You’ve spent years building your business. After decades of hard work and sacrifice, you are finally ready to enjoy the fruits of your labor and take some “chips off the table” by selling your business. You have a buyer and purchase agreement in hand and negotiations are going well. Then a global pandemic hits. Now what!? First, don’t panic. Some business sales are still going through, so yours might, too. And even if yours doesn’t, even when everything seems thrown into turmoil, opportunities are still out there. Below are four things business owners should explore now if they are in the midst of a sale, or marketing a business for sale:
Look at your agreement with the buyer. If you are under contract to sell your business, take a look at the agreement. What are your rights and remedies? What ability do either of you have to exit the deal, or compel the other to proceed?
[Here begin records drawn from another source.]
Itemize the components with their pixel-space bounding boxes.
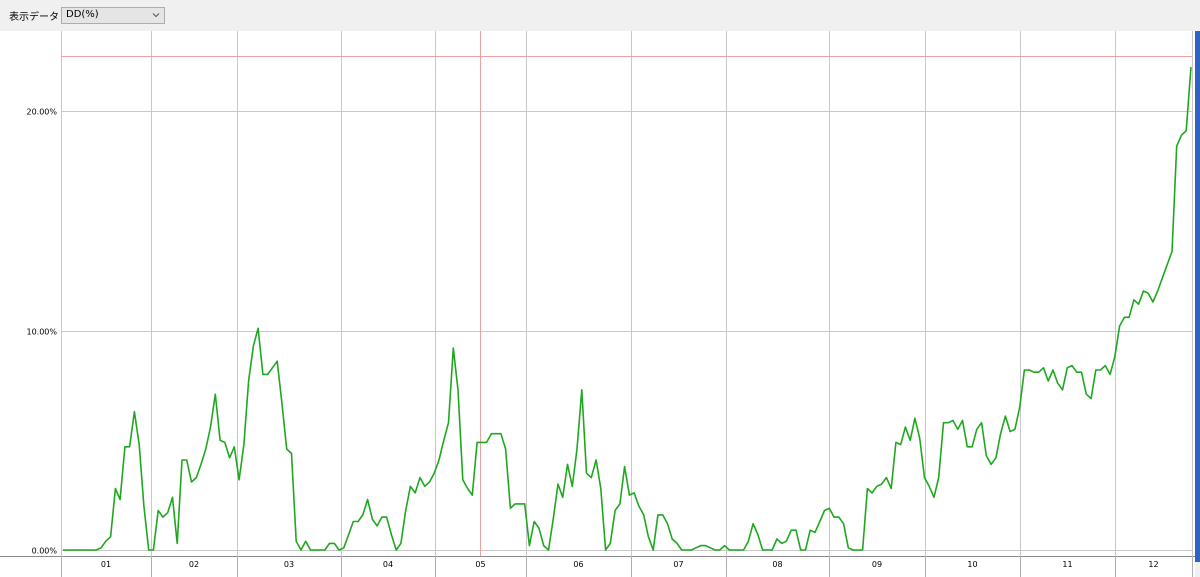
x-tick-label: 02	[189, 560, 199, 569]
y-tick-label: 10.00%	[26, 328, 57, 337]
toolbar: 表示データ DD(%)	[0, 0, 1200, 31]
chevron-down-icon	[152, 13, 160, 18]
x-tick-label: 05	[475, 560, 485, 569]
x-tick-label: 12	[1148, 560, 1158, 569]
x-tick-label: 04	[383, 560, 393, 569]
x-axis: 01 02 03 04 05 06 07 08 09 10 11 12	[0, 556, 1195, 577]
x-tick-label: 10	[967, 560, 977, 569]
y-tick-label: 0.00%	[32, 547, 58, 556]
x-tick-label: 08	[772, 560, 782, 569]
x-tick-label: 09	[872, 560, 882, 569]
x-axis-band	[0, 556, 1195, 577]
right-scroll-edge	[1195, 31, 1200, 562]
x-tick-label: 01	[101, 560, 111, 569]
x-tick-label: 07	[673, 560, 683, 569]
display-data-label: 表示データ	[9, 12, 59, 23]
x-tick-label: 06	[573, 560, 583, 569]
drawdown-chart: 0.00% 10.00% 20.00% 01 02 03 04 05 06 07 08 09 10 11…	[0, 31, 1195, 577]
display-data-select[interactable]: DD(%)	[61, 7, 165, 24]
selected-option: DD(%)	[66, 9, 99, 20]
x-tick-label: 11	[1062, 560, 1072, 569]
x-tick-label: 03	[284, 560, 294, 569]
y-tick-label: 20.00%	[26, 108, 57, 117]
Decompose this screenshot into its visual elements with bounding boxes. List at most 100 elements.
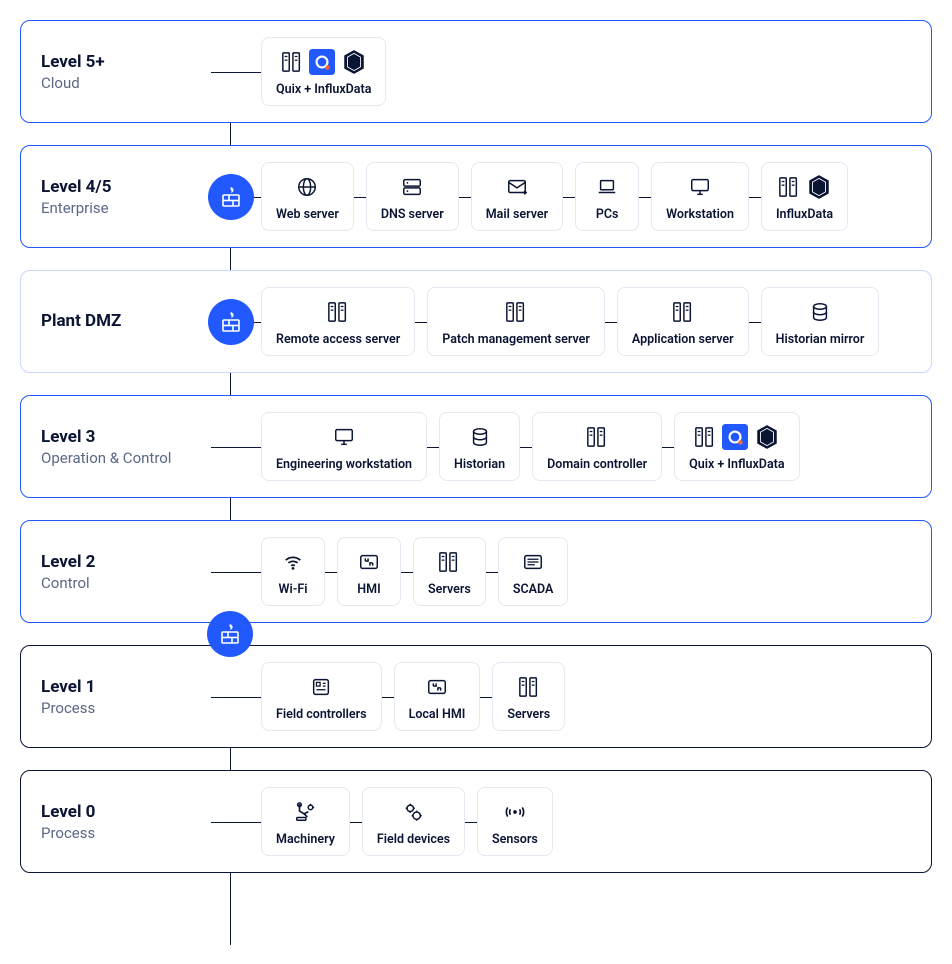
node-icon-row bbox=[401, 173, 423, 201]
rack-icon bbox=[438, 551, 460, 573]
node-label: Remote access server bbox=[276, 332, 400, 347]
pcs-node: PCs bbox=[575, 162, 639, 231]
rack-icon bbox=[327, 301, 349, 323]
node-label: SCADA bbox=[513, 582, 554, 597]
node-label: Wi-Fi bbox=[279, 582, 308, 597]
node-icon-row bbox=[506, 173, 528, 201]
servers-node: Servers bbox=[413, 537, 486, 606]
node-label: Domain controller bbox=[547, 457, 647, 472]
node-label: HMI bbox=[357, 582, 380, 597]
remote-access-node: Remote access server bbox=[261, 287, 415, 356]
node-icon-row bbox=[469, 423, 491, 451]
influx-icon bbox=[341, 49, 367, 75]
application-server-node: Application server bbox=[617, 287, 749, 356]
local-hmi-node: Local HMI bbox=[394, 662, 481, 731]
nodes-row: MachineryField devicesSensors bbox=[261, 787, 553, 856]
robot-icon bbox=[294, 801, 316, 823]
node-label: PCs bbox=[596, 207, 619, 222]
level-label: Level 4/5 Enterprise bbox=[41, 177, 211, 217]
firewall-badge bbox=[208, 174, 254, 220]
node-icon-row bbox=[438, 548, 460, 576]
rack-icon bbox=[694, 426, 716, 448]
influx-icon bbox=[754, 424, 780, 450]
node-label: Workstation bbox=[666, 207, 734, 222]
sensors-node: Sensors bbox=[477, 787, 553, 856]
nodes-row: Quix + InfluxData bbox=[261, 37, 386, 106]
level-level45: Level 4/5 Enterprise Web server DNS server M… bbox=[20, 145, 932, 248]
level-title: Level 4/5 bbox=[41, 177, 211, 197]
nodes-row: Wi-Fi HMI Servers SCADA bbox=[261, 537, 568, 606]
node-icon-row bbox=[281, 48, 367, 76]
node-icon-row bbox=[778, 173, 832, 201]
node-icon-row bbox=[358, 548, 380, 576]
node-icon-row bbox=[296, 173, 318, 201]
rack-icon bbox=[281, 51, 303, 73]
level-title: Level 3 bbox=[41, 427, 211, 447]
node-label: Sensors bbox=[492, 832, 538, 847]
level-label: Level 0Process bbox=[41, 802, 211, 842]
servers-node-2: Servers bbox=[492, 662, 565, 731]
node-label: Application server bbox=[632, 332, 734, 347]
domain-controller-node: Domain controller bbox=[532, 412, 662, 481]
level-subtitle: Operation & Control bbox=[41, 449, 211, 467]
hmi-icon bbox=[426, 676, 448, 698]
node-icon-row bbox=[294, 798, 316, 826]
wifi-node: Wi-Fi bbox=[261, 537, 325, 606]
node-icon-row bbox=[504, 798, 526, 826]
node-label: Historian bbox=[454, 457, 505, 472]
web-server-node: Web server bbox=[261, 162, 354, 231]
level-level1: Level 1 Process Field controllers Local HMI… bbox=[20, 645, 932, 748]
globe-icon bbox=[296, 176, 318, 198]
level-level2: Level 2Control Wi-Fi HMI Servers SCADA bbox=[20, 520, 932, 623]
level-subtitle: Enterprise bbox=[41, 199, 211, 217]
dns-server-node: DNS server bbox=[366, 162, 459, 231]
nodes-row: Web server DNS server Mail server PCs Workst… bbox=[261, 162, 848, 231]
node-label: Machinery bbox=[276, 832, 335, 847]
node-icon-row bbox=[809, 298, 831, 326]
level-subtitle: Process bbox=[41, 699, 211, 717]
scada-icon bbox=[522, 551, 544, 573]
quix-influxdata-node-2: Quix + InfluxData bbox=[674, 412, 799, 481]
nodes-row: Engineering workstation Historian Domain c… bbox=[261, 412, 800, 481]
nodes-row: Field controllers Local HMI Servers bbox=[261, 662, 565, 731]
node-label: Local HMI bbox=[409, 707, 466, 722]
patch-mgmt-node: Patch management server bbox=[427, 287, 605, 356]
rack-icon bbox=[518, 676, 540, 698]
level-label: Level 2Control bbox=[41, 552, 211, 592]
purdue-model-diagram: Level 5+ Cloud Quix + InfluxData Level 4/5 E… bbox=[20, 20, 932, 873]
hmi-icon bbox=[358, 551, 380, 573]
level-title: Level 2 bbox=[41, 552, 211, 572]
node-label: DNS server bbox=[381, 207, 444, 222]
node-label: Engineering workstation bbox=[276, 457, 412, 472]
node-label: Patch management server bbox=[442, 332, 590, 347]
level-label: Level 3 Operation & Control bbox=[41, 427, 211, 467]
level-label: Plant DMZ bbox=[41, 311, 211, 333]
level-title: Level 1 bbox=[41, 677, 211, 697]
influx-icon bbox=[806, 174, 832, 200]
node-icon-row bbox=[327, 298, 349, 326]
nodes-row: Remote access server Patch management ser… bbox=[261, 287, 879, 356]
workstation-node: Workstation bbox=[651, 162, 749, 231]
node-icon-row bbox=[689, 173, 711, 201]
level-level5plus: Level 5+ Cloud Quix + InfluxData bbox=[20, 20, 932, 123]
mail-server-node: Mail server bbox=[471, 162, 563, 231]
field-controllers-node: Field controllers bbox=[261, 662, 382, 731]
eng-workstation-node: Engineering workstation bbox=[261, 412, 427, 481]
node-label: Servers bbox=[428, 582, 471, 597]
node-icon-row bbox=[333, 423, 355, 451]
level-subtitle: Cloud bbox=[41, 74, 211, 92]
level-title: Level 5+ bbox=[41, 52, 211, 72]
historian-mirror-node: Historian mirror bbox=[761, 287, 880, 356]
db-icon bbox=[809, 301, 831, 323]
sensor-icon bbox=[504, 801, 526, 823]
wifi-icon bbox=[282, 551, 304, 573]
node-label: Servers bbox=[507, 707, 550, 722]
firewall-badge-between bbox=[207, 611, 253, 657]
quix-influxdata-node: Quix + InfluxData bbox=[261, 37, 386, 106]
node-label: Quix + InfluxData bbox=[276, 82, 371, 97]
gear-icon bbox=[402, 801, 424, 823]
node-icon-row bbox=[505, 298, 527, 326]
level-level3: Level 3 Operation & Control Engineering wo… bbox=[20, 395, 932, 498]
node-icon-row bbox=[694, 423, 780, 451]
level-label: Level 5+ Cloud bbox=[41, 52, 211, 92]
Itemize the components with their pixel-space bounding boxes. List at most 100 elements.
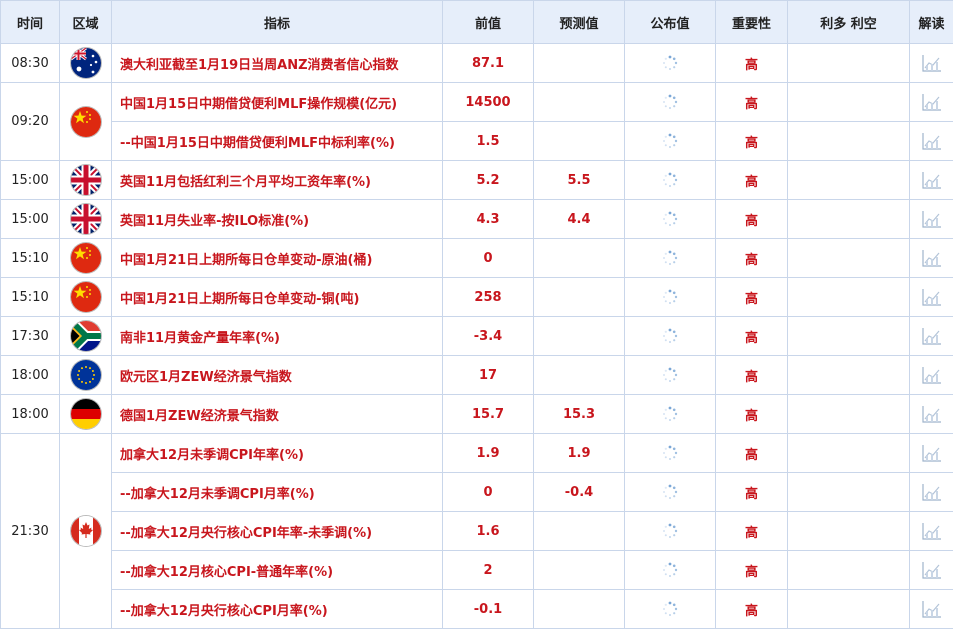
loading-spinner-icon — [662, 133, 678, 149]
chart-analysis-icon[interactable] — [922, 54, 942, 72]
analysis-cell[interactable] — [910, 590, 953, 629]
event-time: 15:10 — [1, 278, 60, 317]
event-time: 15:00 — [1, 200, 60, 239]
indicator-name[interactable]: 中国1月21日上期所每日仓单变动-原油(桶) — [112, 239, 443, 278]
analysis-cell[interactable] — [910, 551, 953, 590]
actual-value-cell — [625, 473, 716, 512]
indicator-name[interactable]: 中国1月15日中期借贷便利MLF操作规模(亿元) — [112, 83, 443, 122]
header-row: 时间 区域 指标 前值 预测值 公布值 重要性 利多 利空 解读 — [1, 1, 953, 44]
australia-flag-icon — [71, 48, 101, 78]
importance-level: 高 — [716, 551, 788, 590]
importance-level: 高 — [716, 161, 788, 200]
bull-bear-cell — [788, 317, 910, 356]
analysis-cell[interactable] — [910, 161, 953, 200]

Does your agreement have a “force majeure” clause, which essentially frees both parties from liability or obligation when an extraordinary event or circumstance (such as a global pandemic) is beyond their control? Have a firm understanding of what your purchase agreement says and what rights it grants you before making any other decisions.
Decide what you – and the buyer – now want to happen. If you have an agreement, and either or both of you have the ability to terminate the agreement, consider what each of you wants to happen, not just what you have the right to make happen. Don’t lose sight of the fact that a deal involves a shared vision: the buyer and seller each agree that (a) the buyer wants to buy the business for $X, and (b) the seller wants to sell for $X. Both parties must also agree that now is the time for that transaction to occur and agree as to the structure of the transaction. Throw in a global pandemic and it is time to come back together to determine if there is still this commonality of vision.
The economic landscape has fundamentally changed in just a few months. Is what you desired early in the year still want you want today? Perhaps both you and the buyer very much want the deal to go forward. If so, fantastic. However, with valuations generally down as a result of lower earnings and lower multiples, buyers may ask for a price adjustment, a reduction of cash up front, or both. In addition, the buyer’s lenders may want to lend less. Nonetheless, you may still have a common vision – it just may be different than the one you shared a few months ago.
If you are no longer selling your business now, recognize there are still opportunities. If a deal falls through, it’s not the end of the world. It can actually be a golden opportunity to position your business to be even more attractive to potential buyers when the economy recovers. What are the tough decisions you have been avoiding but know will make your business better in the long run? Make them now. It could be personnel changes. It could be shuttering an unproductive line or division. It could be restructuring compensation. It could be venturing into a new line of business that represents the future. It could mean cleaning up your balance sheet. It could mean taking advantage of a drop in your business’s value by putting some of that business interest into a trust to potentially lessen future estate taxes. Dive into these key pre-transaction planning tasks now in order to make your business stronger – and more valuable – in the long run.
Instead of selling, maybe now is the time to buy. As counterintuitive as it may seem, the time may no longer be right to sell, but rather to buy. An economic downturn can be the ideal time for a strategic buyer, someone who is deeply knowledgeable about and experienced in a specific industry, as opposed to a financial buyer, such as a private equity firm. Perhaps that strategic buyer is you. When an industry is stressed, who better to understand the opportunities and solutions going forward than someone who has been immersed in it for years? For those who have a vision for the path forward, the current environment can be a very powerful – and potentially lucrative – opportunity to put that vision to work.
Times have changed. To be sure, they’ll change again. Think in terms of opportunity. That’s what you did to build your business. That’s what you can do now to save/grow/change your business.